Researchers at the University of California-Davis are preparing to begin a clinical trial of a drug they hope will become an important weapon in fighting the crippling pain that accompanies equine laminitis.
Alonso Guedes, a board-certified veterinary anesthesiologist at the university’s veterinary school, and Bruce Hammock, distinguished professor of entomology, lead the research team. They have been conducting tests on individual horses suffering from laminitis since late 2011. As of the end of 2014, tests had been conducted on several horses.
Results vary, but enough promise has been shown that the team is preparing to go on with a broader field experiment.

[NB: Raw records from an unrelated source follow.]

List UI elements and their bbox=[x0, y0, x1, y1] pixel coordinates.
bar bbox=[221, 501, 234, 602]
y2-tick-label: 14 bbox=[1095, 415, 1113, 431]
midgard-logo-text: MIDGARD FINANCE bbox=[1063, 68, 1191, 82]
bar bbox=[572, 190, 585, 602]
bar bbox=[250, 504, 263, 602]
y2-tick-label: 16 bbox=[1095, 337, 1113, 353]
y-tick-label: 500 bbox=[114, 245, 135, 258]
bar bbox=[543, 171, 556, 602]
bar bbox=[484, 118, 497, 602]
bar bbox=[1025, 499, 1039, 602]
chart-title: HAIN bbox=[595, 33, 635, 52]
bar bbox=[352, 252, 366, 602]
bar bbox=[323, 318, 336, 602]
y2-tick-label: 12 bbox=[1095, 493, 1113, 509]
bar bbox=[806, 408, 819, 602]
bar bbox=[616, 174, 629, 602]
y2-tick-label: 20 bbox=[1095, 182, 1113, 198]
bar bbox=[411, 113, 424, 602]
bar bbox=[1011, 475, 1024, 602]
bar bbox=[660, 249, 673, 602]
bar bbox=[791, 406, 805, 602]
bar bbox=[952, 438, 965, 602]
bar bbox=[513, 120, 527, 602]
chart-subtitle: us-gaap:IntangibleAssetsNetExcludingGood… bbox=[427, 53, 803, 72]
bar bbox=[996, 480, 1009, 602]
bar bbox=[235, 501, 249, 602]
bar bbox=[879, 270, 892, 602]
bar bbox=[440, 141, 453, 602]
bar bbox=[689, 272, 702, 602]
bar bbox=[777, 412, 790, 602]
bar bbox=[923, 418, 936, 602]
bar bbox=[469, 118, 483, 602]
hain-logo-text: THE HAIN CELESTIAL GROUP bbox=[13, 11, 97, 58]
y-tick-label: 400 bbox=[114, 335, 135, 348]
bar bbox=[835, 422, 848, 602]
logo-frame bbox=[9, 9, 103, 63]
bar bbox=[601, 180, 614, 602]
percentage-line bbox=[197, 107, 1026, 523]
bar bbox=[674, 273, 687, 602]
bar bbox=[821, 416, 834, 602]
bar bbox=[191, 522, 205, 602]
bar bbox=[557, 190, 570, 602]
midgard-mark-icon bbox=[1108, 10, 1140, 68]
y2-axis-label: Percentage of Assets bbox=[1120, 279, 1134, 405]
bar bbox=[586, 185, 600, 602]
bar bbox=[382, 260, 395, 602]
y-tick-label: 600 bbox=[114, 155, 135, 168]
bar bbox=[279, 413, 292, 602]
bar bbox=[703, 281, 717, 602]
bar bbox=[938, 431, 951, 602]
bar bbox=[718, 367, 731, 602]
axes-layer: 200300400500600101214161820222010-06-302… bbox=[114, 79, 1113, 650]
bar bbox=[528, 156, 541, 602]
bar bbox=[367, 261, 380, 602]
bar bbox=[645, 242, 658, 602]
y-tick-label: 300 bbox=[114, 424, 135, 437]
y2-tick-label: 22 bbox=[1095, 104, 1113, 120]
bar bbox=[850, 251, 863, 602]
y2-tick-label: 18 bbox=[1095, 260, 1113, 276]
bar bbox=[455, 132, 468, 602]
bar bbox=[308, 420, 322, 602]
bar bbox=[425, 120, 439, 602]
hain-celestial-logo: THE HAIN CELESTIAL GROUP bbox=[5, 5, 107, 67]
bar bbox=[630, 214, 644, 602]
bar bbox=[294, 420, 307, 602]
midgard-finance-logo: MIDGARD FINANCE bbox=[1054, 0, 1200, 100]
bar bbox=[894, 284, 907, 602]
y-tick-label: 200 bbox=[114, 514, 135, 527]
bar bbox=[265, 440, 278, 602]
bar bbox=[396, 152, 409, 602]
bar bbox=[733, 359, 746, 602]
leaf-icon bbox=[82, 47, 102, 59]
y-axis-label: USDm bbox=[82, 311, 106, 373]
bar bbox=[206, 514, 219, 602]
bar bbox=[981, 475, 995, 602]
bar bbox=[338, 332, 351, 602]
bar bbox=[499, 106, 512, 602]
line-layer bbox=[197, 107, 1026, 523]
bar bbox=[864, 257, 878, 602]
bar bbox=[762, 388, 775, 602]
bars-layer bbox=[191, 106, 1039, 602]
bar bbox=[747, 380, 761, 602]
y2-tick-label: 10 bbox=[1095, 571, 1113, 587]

The research involves use of a soluble epoxide hydrolase (EH) inhibitor in the treatment of horses suffering from laminitis. The initial case study involved a 4-year-old Thoroughbred mare named Hulahalla, who had been donated to UC-Davis following a racetrack injury.
The mare developed laminitis due to unknown reasons and her pain did not respond to traditional pain medications that included phenylbutazone (Bute) and gabapentin. The experimental drug was introduced as an alternative to euthanasia. The positive effects were fast and clear. She was on her feet and eating within hours. After 5 days of treatment, the laminitis steadily subsided and has not reoccurred.
Guedes explains that EH inhibitors work on one of three branches of a major biochemical pathway. This particular branch is one on which there has been relatively little study compared to the other two branches.